Küresel aşırı kapasite koşullarında özel yatırım durgunluğa sürüklenmekte ve özel sermaye mali araçlarla yapılan spekülasyona dönmektedir. Mali serbestleştirme sonucunda, sınır aşırı spekülatif sermaye akımları büyük oranda artmış, bu da sermaye kaçışı ve mali kriz tehlikesini artırmıştır. Bu tehlikelere karşı, bazı merkez bankaları, aslında küresel mali sermayeye risk primi ödemesi anlamına gelen yüksek faiz oranlarını ayakta tutmaya zorlanmaktadırlar. Önde gelen yedi kapitalist ekonomideki GSMH büyüme oranına denk düşen ortalama gerçek faiz haddi oranı 1881 ile 1913 arasında 0.97, 1919 ve 1939 arasında 2.40, 1946 ile 1958 arasında 0.36, 1959 ile 1971 arasında 0.55, 1971 ile 1984 arasında 0.47 ve 1985 ile 1997 arasında 2.34’dür. Gerçek faiz oranlarının sadece iki dönemde, iki savaş arası depresyon yıllarıyla yeni liberal çağda ekonomik büyüme oranından daha yüksek olduğunu belirtmek gerekmektedir. 1’den daha yüksek bir oran üretken ve spekülatif yatırımlar arasındaki rollerin tersyüz olduğunu ima etmektedir ve bu da sistemik krizin bir işaretidir. (6)

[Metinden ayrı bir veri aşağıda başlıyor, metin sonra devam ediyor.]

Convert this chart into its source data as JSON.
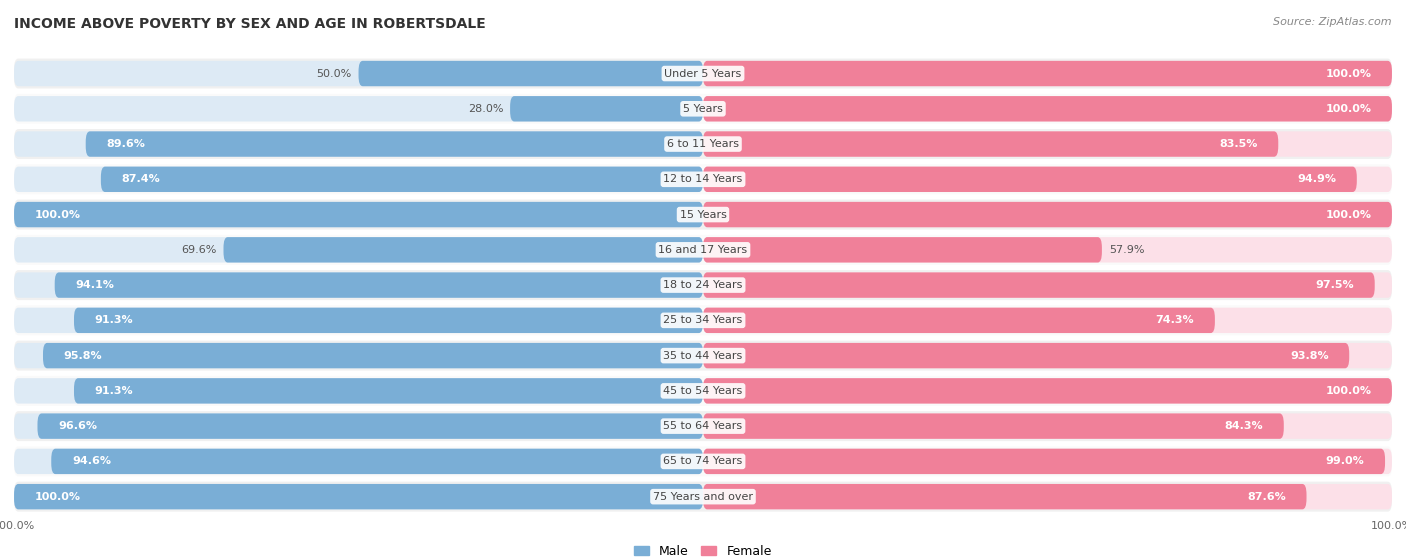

Yeni liberalizm koşullarında, hükümetler çoğunlukla sıkı mali ve parasal politikalar uygulamış, kamu harcamalarını azaltmışlardır. Mali piyasaların serbestleşmesiyle birlikte, mali açıkları sürdüren hükümetlerin, yanıtlarını sermaye kaçışı ile ve dövize saldırı ile gösteren özel yatırımcılar tarafından "cezalandırılmaları" muhtemeldir. Bu durumda, hükümetler (özellikle de çevre ve yarı çevre ülkelerin hükümetleri) harcamaları kısarak mali denge sağlama yönünde güçlü bir baskı altına girmektedirler. Tüm yeni liberal rejimler hükümet harcamalarını sınırlandırmayı amaçlamaktadır. Özetle, yeni liberal çağda, küresel effektif talebin her üç bileşeni de güçlü aşağı doğru basınçlara maruzdur ve ya daralma ya da durgunlaşma eğilimi göstermektedir.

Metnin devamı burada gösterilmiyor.